- Se ha convertido en un prófugo peor que Puigdemont y solo tiene ya dos finales posibles
A este presidente lo eligieron un terrorista, un golpista y un prófugo, además de las dos caras del chavismo-leninismo españolas, la agria de Pablo Iglesias y la fútil de Yolanda Díaz.
Compensar la ausencia de votos propios con pactos parlamentarios es legal siempre, pero solo es además legítimo cuando las partes renuncian a credos propios para construir proyectos compartidos desde el respeto a una premisa que les desborda a todos y enlaza con el intocable espacio compartido que es un país en el que, para convivir, hay que asumir los límites y tolerar sus diferencias.
La legitimidad de Sánchez acabó cuando, para lograr su objetivo, invirtió los términos institucionales, morales e incluso geográficos: negoció su futuro en el extranjero, aceptó destrozar el Código Penal y la Constitución y transformó en enemigo a la mitad de España para justificar su coyunda nefanda con lo peor de la otra media.
Sé que leer estas rotundas líneas provoca erisipela en los sanchistas más cafeteros, que son como patitos siguiendo a su pata madre, pero es la triste realidad y no se puede camuflar ni con las toneladas de pachuli vertidas por la Orquesta Filarmónica de RTVE, siempre dispuesta a adecentar al capo tocando serenatas en medio del infierno.
Pero es lo que hay y todo nace de ese pecado original consistente en comprarse una Presidencia corrupta en su génesis: es lo mismo entregar un maletín con billetes a cambio de una recalificación que llenarlo de amnistías y cupos para lograr una investidura.
La imagen de Puigdemont compareciendo en un país al que le dejaron fugarse otra vez para expresar su descontento con el cumplimiento del pacto mafioso es un símbolo de una degradación imposible de normalizar, que explica a su vez todas las demás: en una huida hacia adelante, tras ese pecado germinal, a Sánchez no lo queda más remedio que disparar a todo lo que se mueve, como un forajido tras robar un banco.
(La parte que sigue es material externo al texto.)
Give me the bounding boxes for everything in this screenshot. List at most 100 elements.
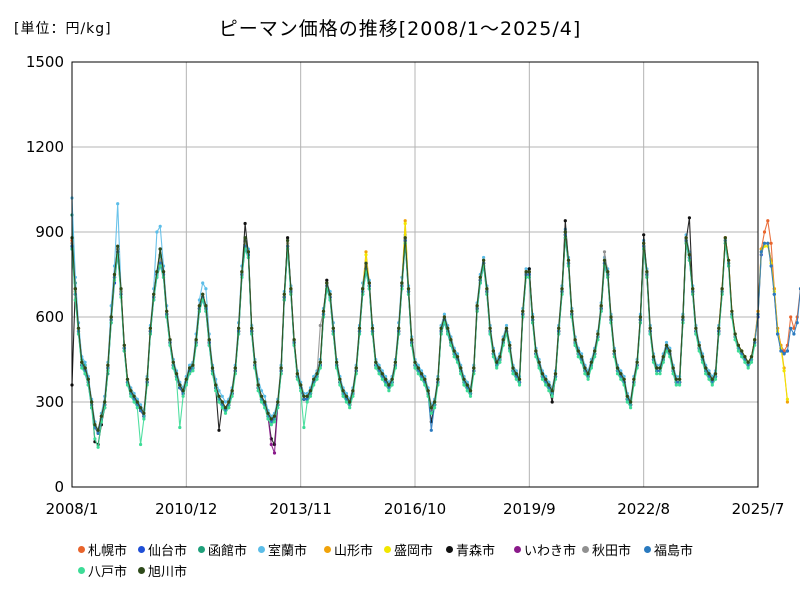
- x-axis-ticks: 2008/1 2010/12 2013/11 2016/10 2019/9 2022/8 2…: [46, 500, 785, 518]
- data-point: [263, 406, 267, 410]
- data-point: [269, 442, 273, 447]
- x-tick-label: 2013/11: [270, 500, 332, 518]
- data-point: [733, 338, 737, 342]
- data-point: [439, 326, 443, 330]
- legend-label: 秋田市: [592, 544, 632, 559]
- data-point: [462, 377, 466, 381]
- data-point: [789, 326, 793, 330]
- data-point: [384, 383, 388, 387]
- data-point: [259, 400, 264, 404]
- legend-marker: [384, 546, 391, 553]
- data-point: [429, 428, 433, 432]
- data-point: [449, 343, 453, 347]
- data-point: [550, 394, 554, 398]
- data-point: [73, 287, 77, 291]
- data-point: [325, 281, 329, 285]
- data-point: [341, 389, 345, 393]
- data-point: [573, 338, 577, 342]
- data-point: [674, 377, 678, 381]
- data-point: [710, 383, 714, 387]
- data-point: [174, 372, 179, 376]
- data-point: [769, 264, 773, 268]
- data-point: [214, 389, 218, 393]
- data-point: [776, 332, 780, 336]
- data-point: [576, 349, 580, 353]
- data-point: [583, 366, 587, 370]
- data-point: [785, 397, 790, 401]
- series-line: [71, 231, 756, 432]
- legend-item: 盛岡市: [384, 540, 433, 559]
- data-point: [139, 442, 143, 447]
- data-point: [259, 394, 264, 398]
- data-point: [171, 366, 175, 370]
- data-point: [295, 372, 299, 376]
- data-point: [700, 355, 705, 359]
- data-point: [282, 292, 286, 296]
- data-point: [697, 349, 701, 353]
- data-point: [227, 406, 231, 410]
- data-point: [237, 326, 241, 330]
- data-point: [789, 315, 793, 319]
- data-point: [606, 270, 610, 274]
- data-point: [694, 326, 698, 330]
- data-point: [619, 372, 623, 376]
- series-12: [70, 230, 757, 432]
- data-point: [338, 383, 342, 387]
- data-point: [442, 315, 446, 319]
- data-point: [436, 377, 440, 381]
- data-point: [201, 281, 205, 285]
- y-tick-label: 300: [35, 393, 64, 411]
- data-point: [217, 394, 221, 398]
- data-point: [286, 236, 290, 240]
- data-point: [377, 372, 381, 376]
- data-point: [740, 349, 744, 353]
- data-point: [664, 343, 669, 347]
- data-point: [152, 292, 156, 296]
- data-point: [576, 355, 580, 359]
- data-point: [266, 411, 270, 415]
- legend-item: いわき市: [514, 540, 576, 559]
- data-point: [511, 372, 515, 376]
- data-point: [602, 258, 607, 262]
- data-point: [348, 406, 352, 410]
- data-point: [733, 332, 737, 336]
- data-point: [517, 383, 522, 387]
- data-point: [459, 366, 463, 370]
- legend-item: 秋田市: [582, 540, 631, 559]
- data-point: [511, 366, 515, 370]
- legend-item: 函館市: [198, 540, 247, 559]
- data-point: [158, 247, 162, 251]
- data-point: [482, 258, 486, 262]
- data-point: [318, 360, 322, 364]
- data-point: [210, 366, 215, 370]
- data-point: [292, 338, 296, 342]
- data-point: [289, 287, 293, 291]
- x-tick-label: 2019/9: [503, 500, 556, 518]
- data-point: [191, 363, 195, 367]
- data-point: [413, 360, 417, 364]
- data-point: [655, 366, 659, 370]
- data-point: [302, 425, 306, 430]
- data-point: [746, 366, 750, 370]
- data-point: [498, 360, 502, 364]
- data-point: [308, 389, 313, 393]
- data-point: [501, 338, 505, 342]
- data-point: [161, 270, 166, 274]
- data-point: [256, 383, 260, 387]
- data-point: [90, 400, 94, 404]
- y-tick-label: 1200: [26, 138, 64, 156]
- data-point: [727, 258, 731, 262]
- data-point: [155, 230, 159, 234]
- data-point: [380, 372, 384, 376]
- legend-label: いわき市: [524, 544, 577, 559]
- data-point: [184, 383, 188, 387]
- x-tick-label: 2025/7: [732, 500, 785, 518]
- data-point: [632, 377, 636, 381]
- data-point: [681, 315, 685, 319]
- data-point: [423, 377, 427, 381]
- data-point: [201, 292, 205, 296]
- data-point: [580, 355, 584, 359]
- data-point: [181, 389, 185, 393]
- data-point: [99, 414, 103, 418]
- data-point: [459, 372, 463, 376]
El asalto a las instituciones, las coacciones a los jueces, el ataque a la Guardia Civil, el desprecio a los contrapoderes, la negación de la alternativa o la inquina a los propios ciudadanos son consecuencia de esa insurrección fundacional del sanchismo, condenado desde el primer momento por su negativa a aceptar que las urnas no le quieren lo suficiente para poder gobernar a un país sin destruirlo.
De Sánchez, en fin, sabemos los primeros pasos, pero nos falta por adivinar el último, cuando se encuentre con un control policial en una de las carreteras secundarias por las que huye.
Y solo hay dos opciones: o se para y entrega, tumbándose en el asfalto con las manos extendidas, o embiste al dispositivo y que se sea lo que Dios quiera. No hay que ser muy lince para adivinar su elección, por mucho que le cueste encomendarse a otro más Altísimo que él.